Frequently Asked Questions
How long can I leave a child alone in Texas?
No specific statutory age. Texas doesn't set a legal minimum age for being home alone. Reasonable judgment based on child's age, maturity, and circumstances. Generally, leaving very young children (under 7) alone for any extended time creates exposure. Older children (12+) being briefly home alone is typically not endangerment.
Is leaving a child in a hot car endangerment?
Yes, almost always. Even brief leaving in heat creates imminent danger. Texas summer heat is particularly dangerous; vehicle temperatures rise rapidly. Cases involving hot-car deaths have produced substantial sentences. Even non-fatal cases face felony charges.
What if I left my child with a babysitter who was inadequate?
Possibly. Where the parent knew or should have known the babysitter was inadequate (intoxicated, dangerous, history of poor care), the parent may face endangerment charges. The reasonable care defense may apply if parent had no reason to suspect issues.

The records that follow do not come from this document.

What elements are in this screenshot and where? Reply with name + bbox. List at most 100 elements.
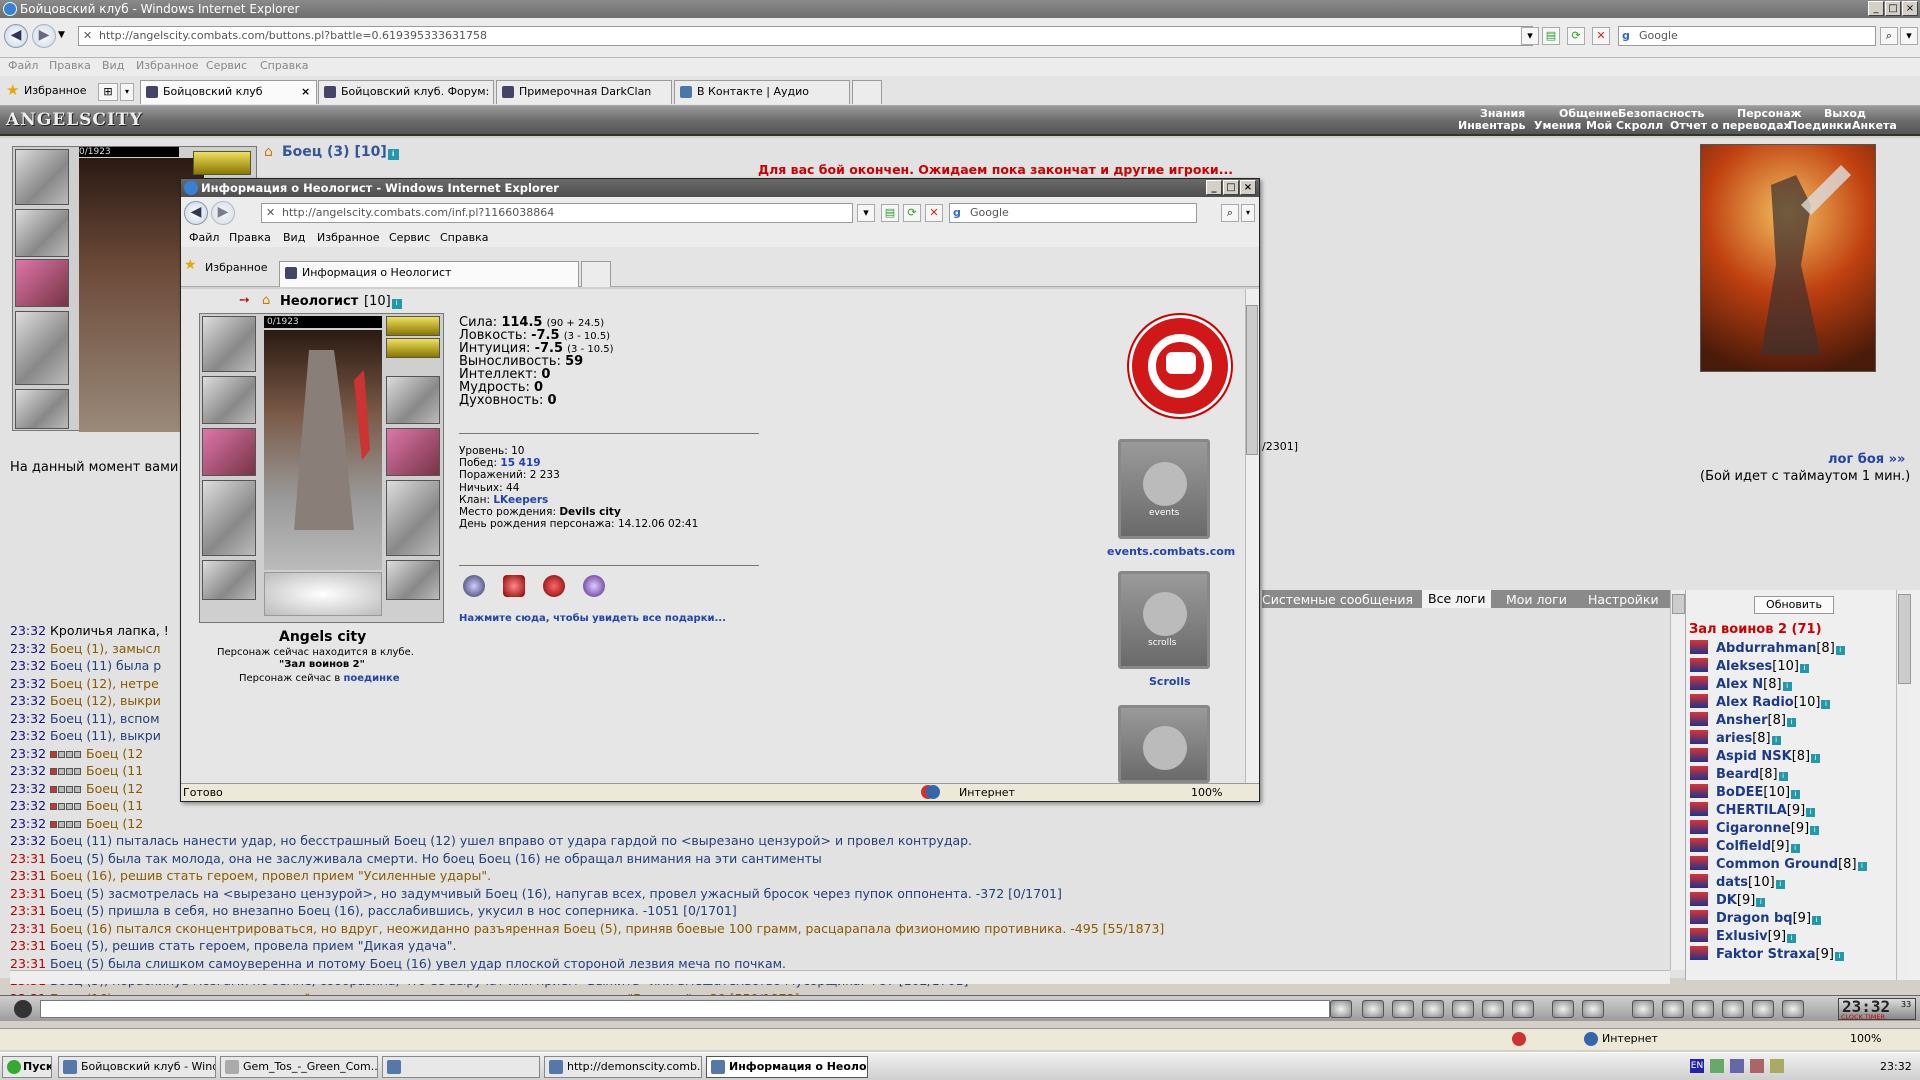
popup-menu-favorites[interactable]: Избранное	[317, 231, 379, 244]
weapon-slot[interactable]	[202, 428, 256, 476]
battle-icon[interactable]	[1690, 802, 1708, 816]
tab-darkclan[interactable]: Примерочная DarkClan	[496, 80, 672, 104]
popup-new-tab[interactable]	[581, 261, 611, 287]
clear-button[interactable]	[1362, 1000, 1384, 1018]
online-user[interactable]: Alekses[10] i	[1690, 658, 1809, 674]
helmet-slot[interactable]	[202, 316, 256, 372]
menu-view[interactable]: Вид	[102, 59, 124, 72]
user-name[interactable]: Aspid NSK	[1716, 749, 1792, 764]
menu-transfers[interactable]: Отчет о переводах	[1670, 119, 1791, 132]
popup-zoom-text[interactable]: 100%	[1191, 786, 1222, 799]
popup-search-icon[interactable]: ⌕	[1221, 204, 1239, 222]
history-dropdown-icon[interactable]: ▼	[58, 30, 65, 40]
user-name[interactable]: Abdurrahman	[1716, 641, 1816, 656]
events-link[interactable]: events.combats.com	[1107, 545, 1235, 558]
online-user[interactable]: DK[9] i	[1690, 892, 1766, 908]
popup-menu-edit[interactable]: Правка	[229, 231, 271, 244]
info-icon[interactable]: i	[1812, 916, 1822, 925]
info-icon[interactable]: i	[1799, 664, 1809, 673]
battle-icon[interactable]	[1690, 928, 1708, 942]
online-user[interactable]: BoDEE[10] i	[1690, 784, 1801, 800]
smiles-button[interactable]	[1392, 1000, 1414, 1018]
refresh-online-button[interactable]: Обновить	[1754, 596, 1834, 614]
user-name[interactable]: BoDEE	[1716, 785, 1763, 800]
info-icon[interactable]: i	[1834, 952, 1844, 961]
taskbar-item[interactable]	[382, 1056, 540, 1078]
online-user[interactable]: Dragon bq[9] i	[1690, 910, 1822, 926]
gift-icon[interactable]	[503, 575, 525, 597]
mail-button[interactable]	[1752, 1000, 1774, 1018]
stop-button[interactable]: ✕	[1592, 27, 1610, 45]
battle-icon[interactable]	[1690, 748, 1708, 762]
battle-icon[interactable]	[1690, 730, 1708, 744]
online-user[interactable]: Aspid NSK[8] i	[1690, 748, 1821, 764]
gift-icon[interactable]	[543, 575, 565, 597]
close-button[interactable]: ×	[1902, 1, 1918, 16]
user-name[interactable]: Alex N	[1716, 677, 1763, 692]
tab-list-button[interactable]: ▾	[120, 83, 134, 101]
user-name[interactable]: CHERTILA	[1716, 803, 1787, 818]
amulet-slot[interactable]	[386, 338, 440, 358]
popup-search-options[interactable]: ▾	[1241, 204, 1255, 222]
popup-minimize-button[interactable]: _	[1206, 180, 1222, 195]
online-scroll-thumb[interactable]	[1898, 594, 1911, 684]
gift-icon[interactable]	[463, 575, 485, 597]
online-user[interactable]: aries[8] i	[1690, 730, 1781, 746]
sound-button[interactable]	[1512, 1000, 1534, 1018]
bracer-slot[interactable]	[202, 376, 256, 424]
weapon-slot[interactable]	[15, 259, 69, 307]
user-name[interactable]: Alex Radio	[1716, 695, 1794, 710]
helmet-slot[interactable]	[15, 149, 69, 205]
boots-slot[interactable]	[386, 560, 440, 600]
battle-log-link[interactable]: лог боя »»	[1828, 452, 1905, 467]
battle-icon[interactable]	[1690, 856, 1708, 870]
info-value[interactable]: 15 419	[500, 457, 540, 469]
earring-slot[interactable]	[193, 151, 251, 175]
search-input[interactable]: g Google	[1618, 26, 1876, 46]
popup-scrollbar[interactable]	[1245, 289, 1259, 783]
tab-system-messages[interactable]: Системные сообщения	[1262, 592, 1413, 607]
refresh-button[interactable]: ⟳	[1567, 27, 1585, 45]
tray-icon[interactable]	[1750, 1059, 1764, 1073]
info-icon[interactable]: i	[1790, 844, 1800, 853]
chat-icon[interactable]	[14, 1000, 32, 1018]
tray-icon[interactable]	[1770, 1059, 1784, 1073]
fight-link[interactable]: поединке	[343, 673, 399, 684]
popup-address-dropdown[interactable]: ▾	[857, 204, 875, 222]
battle-icon[interactable]	[1690, 658, 1708, 672]
bracer-slot[interactable]	[15, 209, 69, 257]
online-user[interactable]: Colfield[9] i	[1690, 838, 1800, 854]
popup-menu-file[interactable]: Файл	[189, 231, 219, 244]
search-icon[interactable]: ⌕	[1880, 27, 1898, 45]
taskbar-item[interactable]: Gem_Tos_-_Green_Com...	[220, 1056, 378, 1078]
online-user[interactable]: Ansher[8] i	[1690, 712, 1796, 728]
menu-my-scroll[interactable]: Мой Скролл	[1586, 119, 1663, 132]
online-user[interactable]: Alex Radio[10] i	[1690, 694, 1831, 710]
menu-file[interactable]: Файл	[8, 59, 38, 72]
popup-favorites-button[interactable]: Избранное	[205, 261, 267, 274]
user-name[interactable]: Exlusiv	[1716, 929, 1768, 944]
battle-icon[interactable]	[1690, 766, 1708, 780]
online-user[interactable]: Exlusiv[9] i	[1690, 928, 1797, 944]
new-tab-button[interactable]	[852, 80, 882, 104]
menu-favorites[interactable]: Избранное	[136, 59, 198, 72]
menu-inventory[interactable]: Инвентарь	[1458, 119, 1525, 132]
chat-input[interactable]	[40, 1000, 1330, 1018]
fighter-name[interactable]: Боец (3) [10] i	[282, 144, 399, 160]
user-name[interactable]: DK	[1716, 893, 1737, 908]
popup-close-button[interactable]: ×	[1240, 180, 1256, 195]
popup-menu-view[interactable]: Вид	[283, 231, 305, 244]
favorites-button[interactable]: Избранное	[24, 84, 86, 97]
user-name[interactable]: Beard	[1716, 767, 1759, 782]
armor-slot[interactable]	[202, 480, 256, 556]
exit-button[interactable]	[1782, 1000, 1804, 1018]
user-name[interactable]: Faktor Straxa	[1716, 947, 1816, 962]
battle-icon[interactable]	[1690, 640, 1708, 654]
send-button[interactable]	[1330, 1000, 1352, 1018]
fight-button[interactable]	[1452, 1000, 1474, 1018]
info-icon[interactable]: i	[1810, 826, 1820, 835]
user-name[interactable]: Ansher	[1716, 713, 1768, 728]
popup-back-button[interactable]: ◀	[184, 201, 208, 225]
info-icon[interactable]: i	[1791, 790, 1801, 799]
menu-tools[interactable]: Сервис	[206, 59, 247, 72]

Can CPS take my children for this?
Possibly. CPS investigation triggers automatically with child endangerment allegations. Outcomes range from closed investigation to removal proceedings. Cooperation with services, treatment, parenting classes typically prevents removal. Removal proceedings are separate from criminal case but often coordinated.
Will this affect custody in a divorce?
Substantially. Texas Family Code §153.004 requires courts to consider family violence and child welfare. Even pending child endangerment charges can affect custody. Convictions typically result in supervised visitation or other restrictions. Coordination with family law counsel essential.